Upon returning home, I expect the small world I inhabit in Philadelphia to look entirely different to me. Never before have I fully immersed myself in another culture to a quotidien level. Unable to speak the language, I found ways to make friends and build relationships with people everywhere I’ve gone and in so doing, I became aware of the behaviors and thought patterns that are unique to my US upbringing, the ways they differ and have speak to a vastly different history of colonization and imperialism in a different part of the world. My habitations fall in line with the expectations one gains living in a hyper-capitalistic state—from air conditioning to restaurant manners—which contrast to those developed in a state marked by its history of both colonial subjection and Indigenous values—from architecture to kind exchanges in the park or library. The consequences of a free market economy in the U.S. and Mexico were built on entirely different societal and historical foundations, apparent in their respective contemporary economic industries which occupy the public consciousness and daily lives of its perhaps unknowing participants.

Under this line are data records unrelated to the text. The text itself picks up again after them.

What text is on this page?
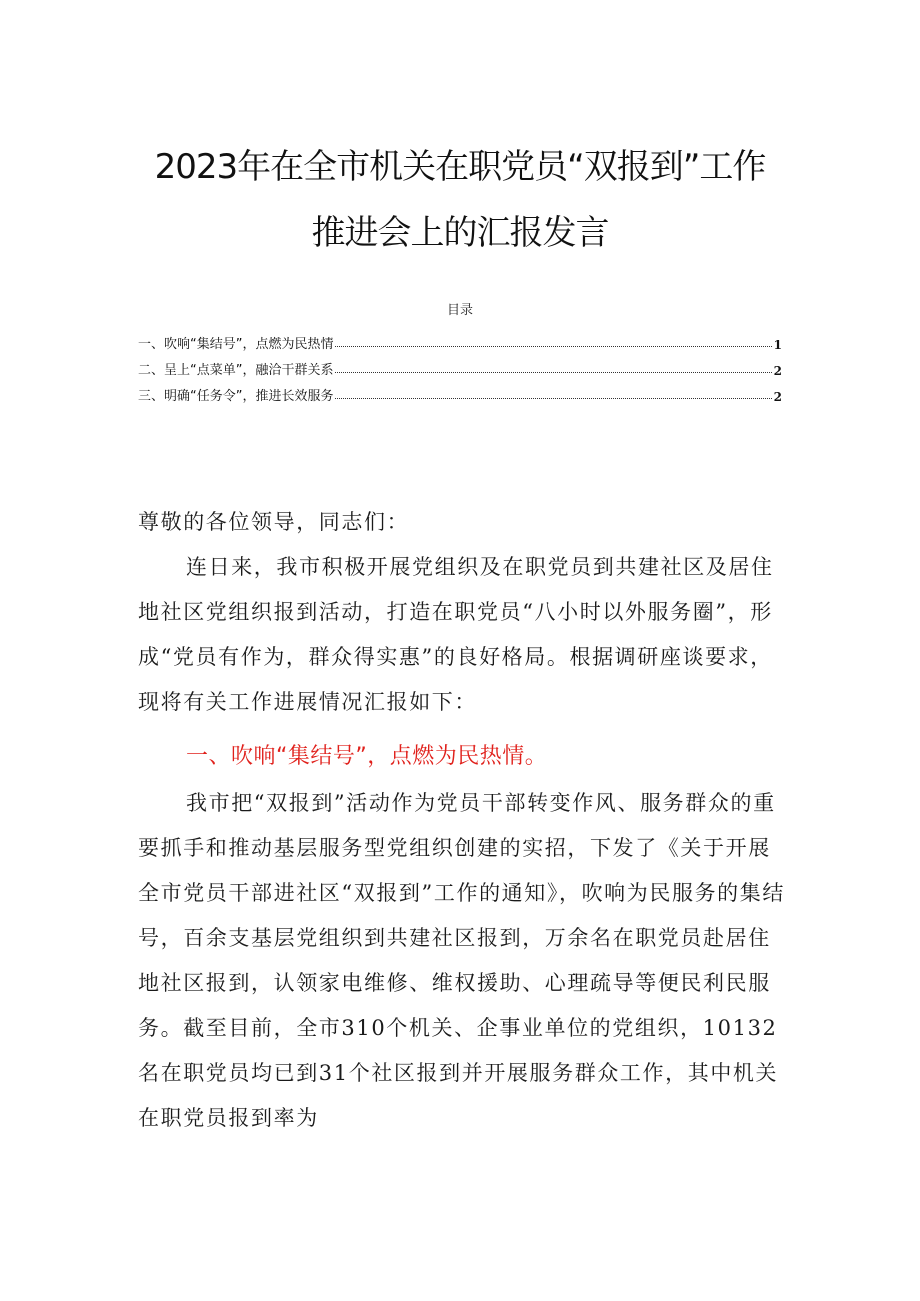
2023年在全市机关在职党员“双报到”工作
推进会上的汇报发言
目录
一、吹响“集结号”，点燃为民热情	1
二、呈上“点菜单”，融洽干群关系	2
三、明确“任务令”，推进长效服务	2
尊敬的各位领导，同志们：
连日来，我市积极开展党组织及在职党员到共建社区及居住地社区党组织报到活动，打造在职党员“八小时以外服务圈”，形成“党员有作为，群众得实惠”的良好格局。根据调研座谈要求，现将有关工作进展情况汇报如下：
一、吹响“集结号”，点燃为民热情。
我市把“双报到”活动作为党员干部转变作风、服务群众的重要抓手和推动基层服务型党组织创建的实招，下发了《关于开展全市党员干部进社区“双报到”工作的通知》，吹响为民服务的集结号，百余支基层党组织到共建社区报到，万余名在职党员赴居住地社区报到，认领家电维修、维权援助、心理疏导等便民利民服务。截至目前，全市310个机关、企事业单位的党组织，10132名在职党员均已到31个社区报到并开展服务群众工作，其中机关在职党员报到率为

In the U.S. it can be difficult to identify and reflect on the subconscious landscapes we have been raised in but leaving the capitalist epicenter of the world pushes us to open our eyes to the ways similar imperial forces have shaped other cultures in dramatically different ways, ways that are impossible to ignore. The U.S. economy is ruled by wall street, while the Yucatán is ruled by tourism. Upon returning home, I hope to continue examining American culture and society to expose these differences and challenge the structures that made them what they are today. I feel grateful to have learned of, across both cultures, there remains a strong movement fighting these structures and systems of oppression.